JR板橋駅前のツタヤの前にある踏切を渡って右に折れ、すれ違うのも難しいほどの細い飲み屋街を歩く。
前に一度だけ行ったことがある、BAR「ファンファーレ」に僕は向かった。
扉を開けると、カウンターに座っていたマスターが、僕の顔を見るなり微笑んだ。
「いらっしゃいませ。一日お疲れさまでした。」
僕は小さく頷いて店内に入る。カウンター席3つと、テーブル席が2つあるだけの店内は、週末だというのにガランとしている。
「1人だけど、いいかな」
絞り出すように声を出す。僕はこの時初めて、自分が久しぶりに声を発したことに気づいた。
「もちろんです。助かります」
マスターはそう言うと、手慣れた様子で僕におしぼりを差し出すと、誰にでもなく小声で「ビールですよね」と呟くと、冷蔵庫から瓶ビールとグラスを差し出してくれた。
「よく、覚えてくれてたね。1回しかきたことないのに」
僕がそう声をかけると、マスターは照れた様子で「仕事ですから」と答えた。
薄暗い店内に、薄く洋楽が流れている。僕はマスターの何気ない言葉と気遣いに気分を良くする。
「マスターも、もし良かったら一杯どうぞ」
「ありがとうございます。いただきます」
「週末なのに、少し寂しいね」
「そうですね。急に寒くなりましたし。まあ、この後混んでくれることを期待します」
マスターの笑顔を見て、ビールに口をつける。
数か月前に、夏が終わるころに一度だけここを訪れたことがある。
僕はその日、可愛がっていた以前の職場の後輩と飲んでいて、珍しくもう1軒だけ行こうと盛り上がり、この店に入ったのだった。

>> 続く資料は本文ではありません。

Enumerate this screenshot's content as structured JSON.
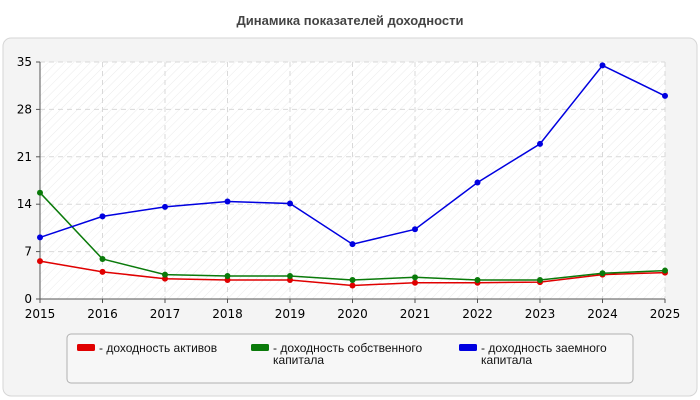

居酒屋ではハクがつかない、キャバクラでは落ち着かない、そんな僕がくだした結論がBARだった。
後輩を連れて、気を大きくした僕は普段訪れることもないBARの敷居を跨いだ。
確か、以前もカウンターに座り、4.5杯飲んで、マスターとも一言二言会話をした。
それだけの店だった。僕はその後、仕事に追われ、後輩とも疎遠になり、気が付いたらこの店の存在も忘れ、そして冬を迎えようとしている。
2杯目のビールを飲み干して、カウンターに並べられた酒の瓶を眺めながら、3杯目をハーパーソーダにしようか悩んでいた。
ガチャ
扉を開ける音がして、ふいに乾いた冷気が店内に入ってくる。
「いらっしゃいませ」
「1人なんですけど・・・いいですか?」
「もちろんです。どうぞ、寒いので中にお入りください」
僕が座っている席からは、見えないが、声で女性だということは分かった。
「お席はカウンターでも、テーブルでもどちらでも結構ですよ。」
「1人だから・・・すいません、となりいいですか?」
「はい、もちろんです。」
僕はリュックを足元に避けて、席を作る。
女性がつけている甘い香水の匂いがほのかに香る。
3人で過ごす板橋の夜が始まった。